Por eso se castiga a las personas que tienen aves o animales silvestres
en cautiverio, encerrados en jaulas o corrales, porque también
es una forma de cazar.
Mascotas
prohibidas
Según informaron desde el Dirección de Recursos
Naturales, la mayor problemática que enfrenta La Pampa con
respecto al tráfico de especies es el mascotismo. Es decir,
tener animales silvestres en casa como mascotas, como por ejemplo
los cardenales o picahuesos. Esas prácticas son las que incitan
al tráfico.
Además
del cardenal amarillo y de otras aves canoras, las especies autóctonas
más buscadas son la cotorra, que proliferan en los montes
pampeanos y la tortuga terrestre, que pueden hallarse en el oeste
provincial. A esto hay que sumar las provenientes de otras regiones
del país que a veces pueden hallarse ilegalmente en la provincia.
En
cuanto a los procedimientos, el Estado encuentra algunas limitaciones
en su accionar. Las inspecciones que se realizan en los comercios
de mascotas muchas veces resultan infructuosas porque las especies
cuya comercialización está prohibida no suelen estar
a la vista del público. Si bien la Dirección de Recursos
Naturales puede efectuar allanamientos, para eso debe tener alguna
pista concreta de la existencia de un animal encerrado en el lugar.
Falta
de conciencia
Algunas personas son conscientes de la prohibición de
tener fauna silvestre en cautiverio, pero igual lo hacen; otras,
obran mal simplemente por ignorancia.

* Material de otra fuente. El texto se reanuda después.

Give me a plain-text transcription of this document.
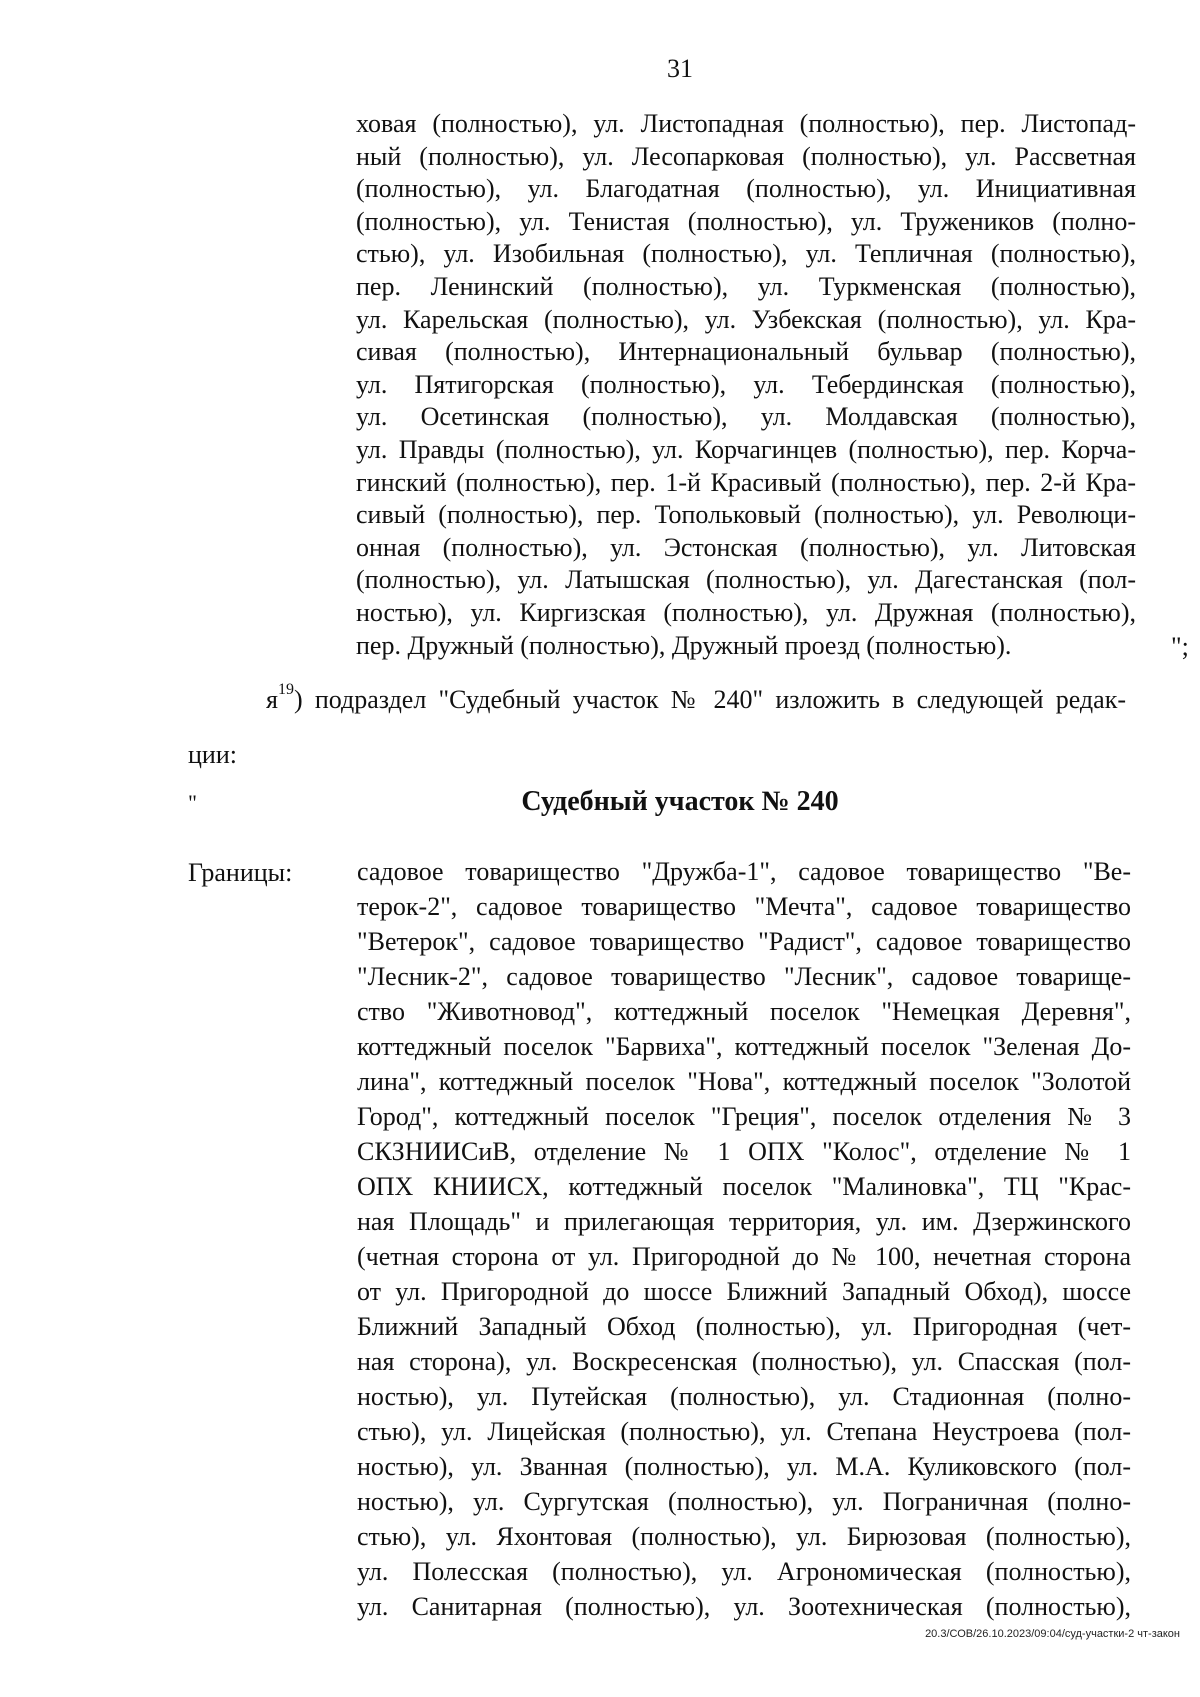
31
ховая (полностью), ул. Листопадная (полностью), пер. Листопад-
ный (полностью), ул. Лесопарковая (полностью), ул. Рассветная
(полностью), ул. Благодатная (полностью), ул. Инициативная
(полностью), ул. Тенистая (полностью), ул. Тружеников (полно-
стью), ул. Изобильная (полностью), ул. Тепличная (полностью),
пер. Ленинский (полностью), ул. Туркменская (полностью),
ул. Карельская (полностью), ул. Узбекская (полностью), ул. Кра-
сивая (полностью), Интернациональный бульвар (полностью),
ул. Пятигорская (полностью), ул. Тебердинская (полностью),
ул. Осетинская (полностью), ул. Молдавская (полностью),
ул. Правды (полностью), ул. Корчагинцев (полностью), пер. Корча-
гинский (полностью), пер. 1-й Красивый (полностью), пер. 2-й Кра-
сивый (полностью), пер. Топольковый (полностью), ул. Революци-
онная (полностью), ул. Эстонская (полностью), ул. Литовская
(полностью), ул. Латышская (полностью), ул. Дагестанская (пол-
ностью), ул. Киргизская (полностью), ул. Дружная (полностью),
пер. Дружный (полностью), Дружный проезд (полностью).	";
$я^{19}$) подраздел "Судебный участок № 240" изложить в следующей редак-
ции:
"	Судебный участок № 240
Границы: садовое товарищество "Дружба-1", садовое товарищество "Ве-
терок-2", садовое товарищество "Мечта", садовое товарищество
"Ветерок", садовое товарищество "Радист", садовое товарищество
"Лесник-2", садовое товарищество "Лесник", садовое товарище-
ство "Животновод", коттеджный поселок "Немецкая Деревня",
коттеджный поселок "Барвиха", коттеджный поселок "Зеленая До-
лина", коттеджный поселок "Нова", коттеджный поселок "Золотой
Город", коттеджный поселок "Греция", поселок отделения № 3
СКЗНИИСиВ, отделение № 1 ОПХ "Колос", отделение № 1
ОПХ КНИИСХ, коттеджный поселок "Малиновка", ТЦ "Крас-
ная Площадь" и прилегающая территория, ул. им. Дзержинского
(четная сторона от ул. Пригородной до № 100, нечетная сторона
от ул. Пригородной до шоссе Ближний Западный Обход), шоссе
Ближний Западный Обход (полностью), ул. Пригородная (чет-
ная сторона), ул. Воскресенская (полностью), ул. Спасская (пол-
ностью), ул. Путейская (полностью), ул. Стадионная (полно-
стью), ул. Лицейская (полностью), ул. Степана Неустроева (пол-
ностью), ул. Званная (полностью), ул. М.А. Куликовского (пол-
ностью), ул. Сургутская (полностью), ул. Пограничная (полно-
стью), ул. Яхонтовая (полностью), ул. Бирюзовая (полностью),
ул. Полесская (полностью), ул. Агрономическая (полностью),
ул. Санитарная (полностью), ул. Зоотехническая (полностью),
20.3/СОВ/26.10.2023/09:04/суд-участки-2 чт-закон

Por eso uno de los objetivos
fundamentales de la RACTES es trabajar en la educación, sobre
todo con los chicos, que son más permeables a ese tipo de
conductas. Ellos deben comprender que salir a cazar pajaritos al
campo está mal, al igual que llevar un puma pequeño
a sus hogares, sin tomar en cuenta que en algún momento crecerá.
Pero
el ejemplo debe venir de los adultos. "El mayor problema de
los animales que salen de la naturaleza es que no pueden volver
nuevamente. Es muy difícil la reinserción", remarcaron
desde Fauna Silvestre de la provincia.
Al
estar fuera de su hábitat, la vida de muchas especies se
acorta y sufren de estrés o están sometidas a peligros
que no existen en la naturaleza. Cuando son trasladadas a las ciudades,
a las tortugas se las come el perro o las pisa un auto; hay muchos
pájaros que no pueden vivir en cautiverio y en el caso de
los pumas es frecuente que cuando se hacen adultos, las familias
no puedan alimentarlos o tengan miedo de que alguien salga herido
y llaman a Fauna para que se los lleve.
Sin
embargo, el problema es qué se hace luego con esos animales
recuperados. A menudo las dependencias oficiales no cuentan con
medios ni espacios físicos para ocuparse de ellos y el personal
no suele estar capacitado para tratar con algunas especies. Ante
la duda de cómo hacer el procedimiento, en muchos casos se
deja al infractor como depositario legal, para no arriesgar la vida
del animal, indicaron desde la Dirección de Recursos Naturales.
A los
pájaros capturados recientemente se los libera. Si llevan
más tiempo en cautiverio, se los lleva un tiempo a un jaulón
de recuperación y luego son puestos en libertad. En el caso
de los mamíferos, se suelen dejar con el infractor hasta
que se busca a los especialistas que sepan capturarlo y se prevé
el destino que tendrá. Recientemente en La Pampa se derivaron
dos pumas a un zoológico de América, provincia de
Buenos Aires, de donde vinieron técnicos especializados a
buscarlos.
La
caza
Una de las especies pampeanas más amenazadas es el puma.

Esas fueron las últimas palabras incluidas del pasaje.